In this paper we address these research questions. Our analysis follows two lines: What requirements can in principle be expressed in query languages for document-centric XML documents? And: How do users actually use such languages? For the former, we provide mathematical characterizations of two query languages, one for users with next to no knowledge of the document structure (ignorant users), and one for users that have some, but not complete, knowledge of the document structure (semi-ignorant users). To address the latter issue, we examine the topics formulated in the second query language as part of the 2004 edition of the INEX XML retrieval initiative. Our main findings are as follows: First, while structure is used in varying degrees of complexity, over half of the queries can be expressed in the very restrictive ignorant user language. Second, structure is used as a search hint, and not a search requirement, when judged against the underlying information need.
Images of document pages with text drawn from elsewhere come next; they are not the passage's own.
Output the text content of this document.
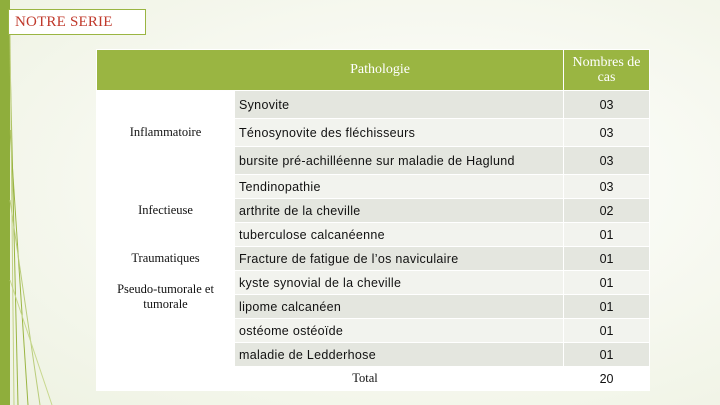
NOTRE SERIE
Pathologie		Nombres de cas
Inflammatoire	Synovite	03
	Ténosynovite des fléchisseurs	03
	bursite pré-achilléenne sur maladie de Haglund	03
Infectieuse	Tendinopathie	03
	arthrite de la cheville	02
	tuberculose calcanéenne	01
Traumatiques	Fracture de fatigue de l’os naviculaire	01

Pseudo-tumorale et tumorale	kyste synovial de la cheville	01
	lipome calcanéen	01
	ostéome ostéoïde	01
	maladie de Ledderhose	01
Total		20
Third, the use of structure in queries functions as a precision device. Fourth, the underlying retrieval task of content-and-structure querying is no different from the ordinary natural language query retrieval task. From those findings we derive a number of recommendations for the evaluation of systems that cater for content-and-structure queries.
bibtex
@inproceedings{kamps05understanding,
author = {Jaap Kamps and Maarten Marx and Maarten de Rijke and Börkur Sigurbjörnsson},
title = {Understanding Content-and-Structure},
year = {2005},
booktitle = {Proceedings of the INEX 2005 Workshop on Element Retrieval Methodology}
}